Department personnel collected samples from dead elk as well as whole carcasses, which were transported to the Wildlife Disease Laboratory in Laramie earlier this month. Wildlife disease specialists recently confirmed the presence of Fusobacterium necrophorum from many of the samples, the bacterium responsible for foot rot and necrotic stomatitis in elk. Foot rot is a term used for infection of the bacteria when it enters via cuts or other openings around the hooves; necrotic stomatitis is the descriptive term for infection of the same bacteria in the mouth.
F. necrophorum, has been linked to elk mortality on the National Elk Refuge as early as the 1920s. The most recent outbreak of note occurred in 2006. Hoof rot and necrotic stomatitis are previously observed ailments of elk associated with feedgrounds and often occur at low rates in early spring, prior to the ending of supplemental feeding.
This past winter, conditions in western Wyoming likely led to the increased prevalence of the disease, as above average snowfall in February and March, combined with above average temperatures, created some unusually wet conditions. F. necrophorum is a naturally-occurring bacteria that thrives in wet, anaerobic environments.

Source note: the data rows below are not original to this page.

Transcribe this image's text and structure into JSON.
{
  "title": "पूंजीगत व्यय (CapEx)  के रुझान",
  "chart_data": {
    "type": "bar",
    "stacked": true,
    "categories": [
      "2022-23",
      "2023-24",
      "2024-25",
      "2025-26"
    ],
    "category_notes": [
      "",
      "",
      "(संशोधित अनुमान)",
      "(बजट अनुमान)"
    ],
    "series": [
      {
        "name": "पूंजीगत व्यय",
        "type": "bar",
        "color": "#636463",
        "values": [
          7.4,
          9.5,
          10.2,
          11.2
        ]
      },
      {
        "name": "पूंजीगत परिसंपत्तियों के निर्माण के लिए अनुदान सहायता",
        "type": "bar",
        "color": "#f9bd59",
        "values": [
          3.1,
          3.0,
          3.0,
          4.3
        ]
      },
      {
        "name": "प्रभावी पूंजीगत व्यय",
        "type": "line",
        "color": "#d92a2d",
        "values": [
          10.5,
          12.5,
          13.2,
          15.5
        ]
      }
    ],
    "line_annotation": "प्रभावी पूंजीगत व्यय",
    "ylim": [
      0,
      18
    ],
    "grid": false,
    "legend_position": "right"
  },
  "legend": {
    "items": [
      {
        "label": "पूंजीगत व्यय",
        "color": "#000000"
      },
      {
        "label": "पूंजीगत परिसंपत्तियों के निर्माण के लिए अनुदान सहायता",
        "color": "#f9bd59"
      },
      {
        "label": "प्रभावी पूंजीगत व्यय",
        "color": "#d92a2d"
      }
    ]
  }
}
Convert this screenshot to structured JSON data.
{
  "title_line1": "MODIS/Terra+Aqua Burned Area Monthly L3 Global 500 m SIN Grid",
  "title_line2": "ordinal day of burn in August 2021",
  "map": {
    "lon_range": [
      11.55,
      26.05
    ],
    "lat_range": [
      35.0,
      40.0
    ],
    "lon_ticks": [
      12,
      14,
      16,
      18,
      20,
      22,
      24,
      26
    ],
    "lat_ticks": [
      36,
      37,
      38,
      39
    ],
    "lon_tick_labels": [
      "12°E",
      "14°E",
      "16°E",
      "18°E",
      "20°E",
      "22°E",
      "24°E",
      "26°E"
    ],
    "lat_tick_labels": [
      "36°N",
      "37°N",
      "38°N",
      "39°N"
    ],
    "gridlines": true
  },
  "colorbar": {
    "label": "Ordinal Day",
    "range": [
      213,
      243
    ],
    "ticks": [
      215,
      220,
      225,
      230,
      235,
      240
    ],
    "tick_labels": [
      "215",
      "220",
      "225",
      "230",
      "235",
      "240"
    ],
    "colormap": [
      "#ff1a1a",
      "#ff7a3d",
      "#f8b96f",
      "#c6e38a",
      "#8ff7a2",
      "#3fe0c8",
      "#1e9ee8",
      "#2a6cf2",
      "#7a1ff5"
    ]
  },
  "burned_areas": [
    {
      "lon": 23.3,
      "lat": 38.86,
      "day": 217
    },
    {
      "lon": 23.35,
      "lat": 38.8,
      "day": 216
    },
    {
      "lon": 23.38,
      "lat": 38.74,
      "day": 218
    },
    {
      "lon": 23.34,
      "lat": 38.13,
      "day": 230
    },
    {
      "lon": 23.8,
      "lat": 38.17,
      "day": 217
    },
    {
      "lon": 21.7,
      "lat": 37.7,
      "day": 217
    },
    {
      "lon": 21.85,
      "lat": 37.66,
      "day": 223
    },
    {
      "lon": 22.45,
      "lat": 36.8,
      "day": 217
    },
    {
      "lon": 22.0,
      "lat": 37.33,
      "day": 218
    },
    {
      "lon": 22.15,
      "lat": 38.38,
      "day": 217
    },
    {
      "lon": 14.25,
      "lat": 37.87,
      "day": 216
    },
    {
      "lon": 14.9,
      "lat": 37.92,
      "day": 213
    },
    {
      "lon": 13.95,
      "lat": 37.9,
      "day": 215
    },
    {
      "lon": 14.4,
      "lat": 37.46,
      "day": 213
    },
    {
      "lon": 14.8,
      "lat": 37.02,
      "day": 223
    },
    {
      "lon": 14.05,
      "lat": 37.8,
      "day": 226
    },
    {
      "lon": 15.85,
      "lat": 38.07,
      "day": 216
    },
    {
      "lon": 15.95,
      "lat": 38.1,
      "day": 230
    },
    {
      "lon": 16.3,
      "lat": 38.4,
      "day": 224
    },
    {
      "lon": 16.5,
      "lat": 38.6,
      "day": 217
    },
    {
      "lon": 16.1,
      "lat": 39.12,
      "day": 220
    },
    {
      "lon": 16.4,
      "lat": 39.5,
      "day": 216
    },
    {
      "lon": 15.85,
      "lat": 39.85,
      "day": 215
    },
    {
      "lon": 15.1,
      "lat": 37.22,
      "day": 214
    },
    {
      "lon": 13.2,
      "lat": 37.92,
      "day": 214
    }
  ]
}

Northwestern Wyoming elk were exposed to many freeze/thaw cycles this winter, which formed heavy crusting of snow and areas of sharp, jagged ice and mud. Such conditions can cause lesions to an animalís hoof, or tissues between the toes, allowing the bacteria to enter the animalís system. From there, the bacteria can spread to vital organs, often overwhelming the liver, resulting in death. Calves are typically more susceptible, likely because they have not had a chance to build up immunity to the bacteria like adults.

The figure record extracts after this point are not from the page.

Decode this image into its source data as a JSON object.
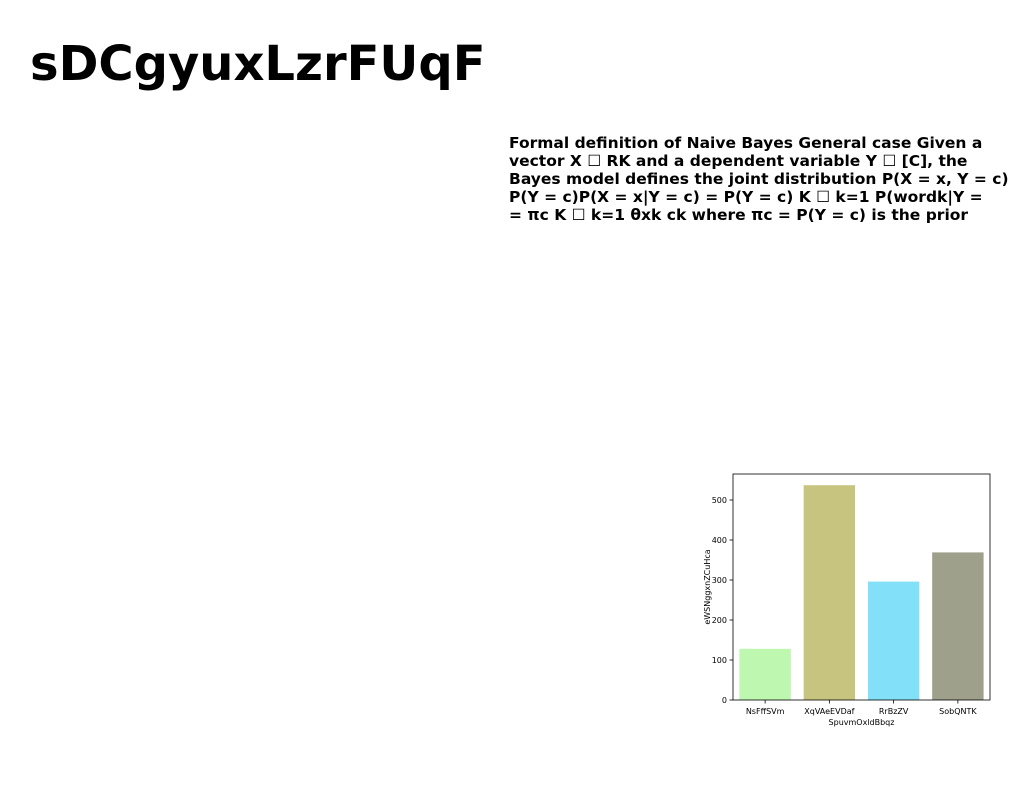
{
  "page": {
    "title": "sDCgyuxLzrFUqF",
    "body_lines": [
      "Formal definition of Naive Bayes General case Given a",
      "vector X ☐ RK and a dependent variable Y ☐ [C], the",
      "Bayes model defines the joint distribution P(X = x, Y = c)",
      "P(Y = c)P(X = x|Y = c) = P(Y = c) K ☐ k=1 P(wordk|Y =",
      "= πc K ☐ k=1 θxk ck where πc = P(Y = c) is the prior"
    ]
  },
  "chart_data": {
    "type": "bar",
    "categories": [
      "NsFffSVm",
      "XqVAeEVDaf",
      "RrBzZV",
      "SobQNTK"
    ],
    "values": [
      128,
      537,
      296,
      369
    ],
    "colors": [
      "#bdf7b0",
      "#c6c47f",
      "#82e0f9",
      "#9ea08b"
    ],
    "title": "",
    "xlabel": "SpuvmOxldBbqz",
    "ylabel": "eWSNggxnZCuHca",
    "ylim": [
      0,
      565
    ],
    "yticks": [
      0,
      100,
      200,
      300,
      400,
      500
    ],
    "grid": false,
    "legend": "none"
  }
}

Of the 2,000 elk counted at the Camp Creek feedground this winter, approximately 80 elk mortalities have been documented, mostly calves. It was determined that wolves played a role in the deaths of many of the elk at Camp Creek and to a lesser degree at Soda Lake. The percentage of calves counted at Camp Creek this year was up from past years at 34 calves per 100 cows. Given this, and the fact that Game and Fish managers had already proposed to decrease the number antlerless elk licenses offered in this hunt area, managers are not proposing any further adjustments to the proposed hunting seasons.
A total of 1,500 elk were counted at the Soda Lake feedground this winter and approximately 80 elk mortalities have been documented, again comprised mostly of calves. Managers note that although this level of mortality is higher than that observed during most winters, no hunting season regulation changes are necessary.